Pas très convaincant. En Grande-Bretagne et en France, le « contrat » est le même : la fourniture de soins au plus grand nombre et dans les meilleures conditions compte tenu des moyens disponibles.

Je ne discute pas de l'infériorité des moyens chez les voisins du dessus (elle est patente même si les Français qui imaginent que les Anglais meurent du choléra dans les rues ne savent vraiment pas de quoi ils parlent), mais je ne comprends pas pourquoi je dois subir mille contrôles et vexations inutiles, rendre compte à je ne sais pas combien d'agents irascibles et inflexibles et, le cas échéant, me retrouver dans un hôpital où les soignants sont moins nombreux que les administratifs pour bénéficier d'un bon service…

Il y a une vraie confusion entre le service public (au sens des missions dont il est chargé dans l'intérêt général) et l'abdication devant une énorme machine bureaucratique servant prioritairement ses propres besoins.

Regardez l'histoire de Pôle Emploi : si l'on est de gauche, on est censé considérer que la réunion des ASSEDIC et de l'ANPE est forcément une mauvaise chose puisque leurs agents étaient contre. Et l'on est censé voir dans la désorganisation actuelle la preuve de l'erreur plutôt que le cumul de la mauvaise volonté d'acteurs officiellement hostiles, de la crise conjoncturelle et des difficultés inhérentes à toute nouvelle organisation.
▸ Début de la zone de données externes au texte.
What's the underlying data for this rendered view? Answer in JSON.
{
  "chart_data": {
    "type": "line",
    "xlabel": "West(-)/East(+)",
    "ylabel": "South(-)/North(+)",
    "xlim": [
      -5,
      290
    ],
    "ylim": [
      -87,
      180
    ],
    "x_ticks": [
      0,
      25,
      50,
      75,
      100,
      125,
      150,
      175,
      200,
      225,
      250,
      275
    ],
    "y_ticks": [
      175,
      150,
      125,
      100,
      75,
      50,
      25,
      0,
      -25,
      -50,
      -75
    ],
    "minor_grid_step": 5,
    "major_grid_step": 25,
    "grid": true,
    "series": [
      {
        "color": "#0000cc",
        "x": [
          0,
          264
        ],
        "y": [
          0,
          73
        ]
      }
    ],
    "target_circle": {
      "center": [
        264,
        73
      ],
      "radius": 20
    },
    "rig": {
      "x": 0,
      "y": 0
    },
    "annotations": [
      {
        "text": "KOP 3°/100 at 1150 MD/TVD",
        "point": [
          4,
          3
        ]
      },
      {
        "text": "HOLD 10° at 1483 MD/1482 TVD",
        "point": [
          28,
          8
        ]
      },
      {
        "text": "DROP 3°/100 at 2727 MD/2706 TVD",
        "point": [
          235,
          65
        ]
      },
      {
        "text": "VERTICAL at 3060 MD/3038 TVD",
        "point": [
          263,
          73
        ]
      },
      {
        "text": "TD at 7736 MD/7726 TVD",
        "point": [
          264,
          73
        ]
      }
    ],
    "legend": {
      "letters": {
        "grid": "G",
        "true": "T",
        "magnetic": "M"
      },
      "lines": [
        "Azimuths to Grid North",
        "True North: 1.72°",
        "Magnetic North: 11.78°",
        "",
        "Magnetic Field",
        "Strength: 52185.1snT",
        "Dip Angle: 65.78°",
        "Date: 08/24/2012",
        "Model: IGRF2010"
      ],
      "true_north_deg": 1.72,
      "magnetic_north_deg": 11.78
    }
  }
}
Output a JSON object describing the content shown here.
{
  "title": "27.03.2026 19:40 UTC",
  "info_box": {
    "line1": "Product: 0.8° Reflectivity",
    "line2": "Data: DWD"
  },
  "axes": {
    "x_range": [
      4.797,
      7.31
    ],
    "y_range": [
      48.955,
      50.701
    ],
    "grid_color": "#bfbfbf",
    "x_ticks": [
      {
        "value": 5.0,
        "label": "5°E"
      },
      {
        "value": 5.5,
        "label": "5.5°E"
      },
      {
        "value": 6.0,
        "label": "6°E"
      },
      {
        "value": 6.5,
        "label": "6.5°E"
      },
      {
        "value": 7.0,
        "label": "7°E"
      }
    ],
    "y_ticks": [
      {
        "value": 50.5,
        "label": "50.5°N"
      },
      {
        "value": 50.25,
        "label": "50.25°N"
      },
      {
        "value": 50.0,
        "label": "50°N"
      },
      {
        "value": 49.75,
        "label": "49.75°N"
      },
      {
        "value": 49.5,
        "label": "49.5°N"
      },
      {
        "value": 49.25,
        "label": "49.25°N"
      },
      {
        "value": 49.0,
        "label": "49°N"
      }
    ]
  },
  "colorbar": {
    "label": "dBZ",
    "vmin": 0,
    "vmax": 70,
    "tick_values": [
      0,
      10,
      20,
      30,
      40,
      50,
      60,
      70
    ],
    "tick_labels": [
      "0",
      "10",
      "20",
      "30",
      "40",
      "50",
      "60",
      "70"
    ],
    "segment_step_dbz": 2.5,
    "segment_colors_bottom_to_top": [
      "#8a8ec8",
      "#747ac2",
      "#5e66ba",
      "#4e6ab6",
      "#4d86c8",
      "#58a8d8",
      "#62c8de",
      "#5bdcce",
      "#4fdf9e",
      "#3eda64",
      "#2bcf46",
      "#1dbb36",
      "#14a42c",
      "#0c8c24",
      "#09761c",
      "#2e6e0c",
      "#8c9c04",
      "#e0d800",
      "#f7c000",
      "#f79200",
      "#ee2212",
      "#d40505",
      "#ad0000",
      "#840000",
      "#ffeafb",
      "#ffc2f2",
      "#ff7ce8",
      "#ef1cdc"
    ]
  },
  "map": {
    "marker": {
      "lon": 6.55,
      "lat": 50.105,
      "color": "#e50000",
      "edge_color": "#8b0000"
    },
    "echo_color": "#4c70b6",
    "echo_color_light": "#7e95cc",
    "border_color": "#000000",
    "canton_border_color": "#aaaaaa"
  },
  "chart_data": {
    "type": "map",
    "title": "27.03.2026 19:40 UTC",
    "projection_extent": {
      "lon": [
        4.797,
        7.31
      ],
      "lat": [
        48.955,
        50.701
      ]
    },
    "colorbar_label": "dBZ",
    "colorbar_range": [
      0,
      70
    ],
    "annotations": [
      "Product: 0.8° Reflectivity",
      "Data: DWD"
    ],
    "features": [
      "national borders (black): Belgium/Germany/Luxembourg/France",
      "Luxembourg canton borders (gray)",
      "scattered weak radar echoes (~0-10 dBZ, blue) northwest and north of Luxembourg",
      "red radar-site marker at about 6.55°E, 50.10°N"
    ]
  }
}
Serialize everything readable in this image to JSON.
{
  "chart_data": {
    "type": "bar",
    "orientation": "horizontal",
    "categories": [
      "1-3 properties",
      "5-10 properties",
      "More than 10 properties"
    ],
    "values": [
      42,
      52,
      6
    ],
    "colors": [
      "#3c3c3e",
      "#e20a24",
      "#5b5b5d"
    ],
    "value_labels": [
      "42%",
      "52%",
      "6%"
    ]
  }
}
Pourquoi n'a-t-on pas le droit de se mettre du côté des chômeurs (qui savent bien à quel point l'organisation précédente était lourde et inefficace) et des multitudes de rapporteurs ayant, au fil des ans, recommandé la fusion parce que les expériences étrangères montraient que c'était plus pertinent ?

Les chômeurs doivent-ils accepter, au nom d'une « certaine idée » du service public, que les agents de l'ANPE et des ASSEDIC soient patrimonialement attachés à leur structure et à leur statut en oubliant pourquoi ils ont été recrutés ? Et ce n'est qu'un exemple parmi d'autres, que tout un chacun pourrait décliner en fonction de ses propres expériences.